Rep. Mike Howard, DFL-Richfield, is one of the sponsors of a bill (House File 3667) to send $330 million to the housing agency. Though it passed the Housing Committee with votes from both parties, it did not end up in the same committee’s budget bill. “I am more frustrated that we didn’t quickly take action on rental assistance once RentHelp closed and we saw the extent to which folks were out on a limb,” Howard said. “The funding dried up at a time when the need was actually growing.”
But the Senate gave no signal it would be open to it, “and it felt like we had a window of time” to keep the program open that was missed, Howard said.
Howard defended the House budget and also pointed to other aspects that expanded and simplified the renter’s tax credit; added down-payment help for first-generation homebuyers; and created a child care tax credit and child tax credit for lower-income residents.
The Minnesota Budget Project, an affiliate of the Minnesota Council of Nonprofits, termed the changes to the renter’s credit “revolutionary.”
“An estimated 120,000 renters who are currently eligible but don’t currently claim the credit are expected to begin claiming it under the new process and receive an average Renters’ Credit of about $700,” the budget project wrote. “Another 36,000 renters would become newly eligible and receive an average refund of around $400.”
Sen. Rich Draheim, R-Madison Lake, the chair of the Senate Housing Committee, said he is unwilling to put more money into a Housing Finance Agency, which he thinks mishandled the RentHelp program.
“That format didn’t function very well and was plagued with problems,” Draheim said. “If we needed to put extra money into an ongoing program that wouldn’t be my first choice. My faith in the department being able to timely operate a program is not too big.”
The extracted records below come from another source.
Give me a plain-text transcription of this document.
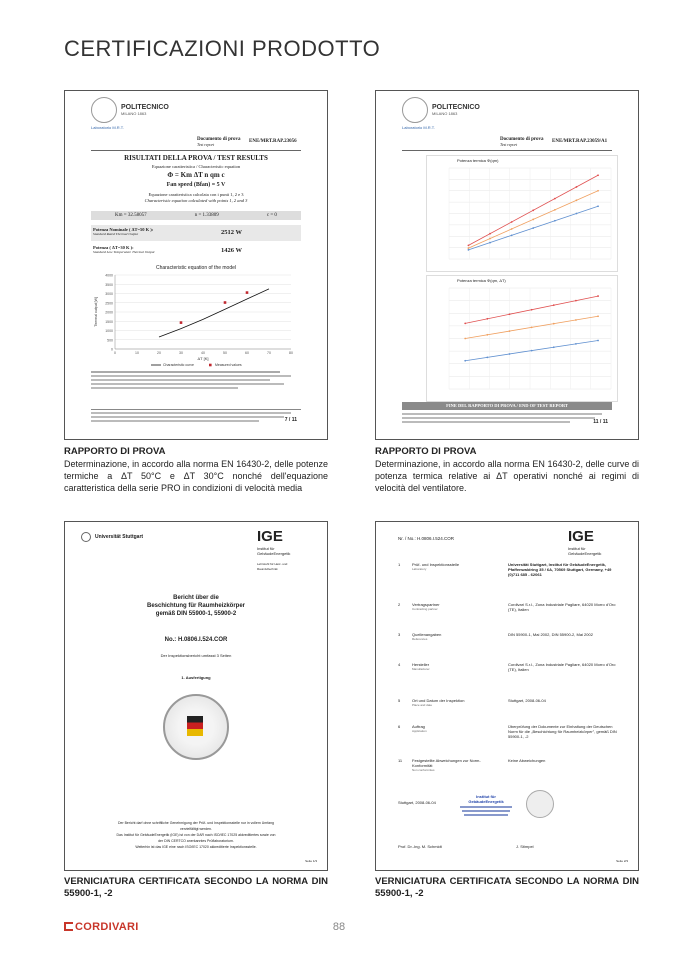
CERTIFICAZIONI PRODOTTO
POLITECNICO
MILANO 1863
Laboratorio M.R.T.
Documento di prova
Test report
ENE/MRT.RAP.23056
RISULTATI DELLA PROVA / TEST RESULTS
Equazione caratteristica / Characteristic equation
Φ = Km ΔT n qm c
Fan speed (Bfan) = 5 V
Equazione caratteristica calcolata con i punti 1, 2 e 3
Characteristic equation calculated with points 1, 2 and 3
Km = 32.58057	n = 1.33809	c = 0
Potenza Nominale ( ΔT=50 K ):
Standard Rated Thermal Output	2512 W
Potenza ( ΔT=30 K ):
Standard Low Temperature Thermal Output	1426 W
Characteristic equation of the model
0
500
1000
1500
2000
2500
3000
3500
4000
0	10	20	30	40	50	60	70	80
ΔT [K]
Thermal output [W]
Characteristic curve	Measured values
7 / 11
RAPPORTO DI PROVA
Determinazione, in accordo alla norma EN 16430-2, delle potenze termiche a ΔT 50°C e ΔT 30°C nonché dell'equazione caratteristica della serie PRO in condizioni di velocità media
POLITECNICO
MILANO 1863
Laboratorio M.R.T.
Documento di prova
Test report
ENE/MRT.RAP.23059/A1
Potenza termica Φ(qm)
Potenza termica Φ(qm, ΔT)
FINE DEL RAPPORTO DI PROVA / END OF TEST REPORT
11 / 11
RAPPORTO DI PROVA
Determinazione, in accordo alla norma EN 16430-2, delle curve di potenza termica relative ai ΔT operativi nonché ai regimi di velocità del ventilatore.
Universität Stuttgart	IGE
Institut für
GebäudeEnergetik
Lehrstuhl für Heiz- und Raumluftechnik
Bericht über die
Beschichtung für Raumheizkörper
gemäß DIN 55900-1, 55900-2
No.: H.0806.I.524.COR
Der Inspektionsbericht umfasst 3 Seiten
1. Ausfertigung
Der Bericht darf ohne schriftliche Genehmigung der Prüf- und Inspektionsstelle nur in vollem Umfang
vervielfältigt werden.
Das Institut für GebäudeEnergetik (IGE) ist von der DAR nach ISO/IEC 17025 akkreditiertes sowie von
der DIN CERTCO anerkanntes Prüflaboratorium.
Weiterhin ist das IGE eine nach ISO/IEC 17020 akkreditierte Inspektionsstelle.
Seite 1/3
VERNICIATURA CERTIFICATA SECONDO LA NORMA DIN 55900-1, -2
Nr. / No.: H.0806.I.524.COR	IGE
Institut für
GebäudeEnergetik
1	Prüf- und Inspektionsstelle
Laboratory
Universität Stuttgart, Institut für GebäudeEnergetik, Pfaffenwaldring 35 / 6A, 70569 Stuttgart, Germany, +49 (0)711 685 - 62061
2	Vertragspartner
Contracting partner
Cordivari S.r.l., Zona Industriale Pagliare, 64020 Morro d'Oro (TE), Italien
3	Quellenangaben
References
DIN 55900-1, Mai 2002, DIN 55900-2, Mai 2002
4	Hersteller
Manufacturer
Cordivari S.r.l., Zona Industriale Pagliare, 64020 Morro d'Oro (TE), Italien
5	Ort und Datum der Inspektion
Place and date
Stuttgart, 2008-06-04
6	Auftrag
Application
Überprüfung der Dokumente zur Einhaltung der Deutschen Norm für die „Beschichtung für Raumheizkörper", gemäß DIN 55900-1, -2
11	Festgestellte Abweichungen zur Norm-Konformität
Non conformities
Keine Abweichungen
Stuttgart, 2008-06-04
Institut für
GebäudeEnergetik
Prof. Dr.-Ing. M. Schmidt	J. Stimpel
Seite 2/3
VERNICIATURA CERTIFICATA SECONDO LA NORMA DIN 55900-1, -2
CORDIVARI	88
Draheim also said the economic impacts of the pandemic have lessened. “But we need to take a step back and ask, ‘Why do we need these funds when we have a record number of job openings out there?’” he said.
Draheim added that people who continue to have trouble paying rent are supposed to be helped with existing housing stability programs. “What are we doing with the hundreds of millions in housing stability programs that we already have? That means our existing programs are failing. We need to unpack those. Why aren’t the existing programs working?”
His housing budget appropriates $50 million in supplemental funding for housing and recasts another $15 million from unspent money from the two-year budget. His emphasis is on helping families own single-family homes, and he said last year’s budget adopted historic levels of housing infrastructure bonds that are used to subsidize nonprofit housing development.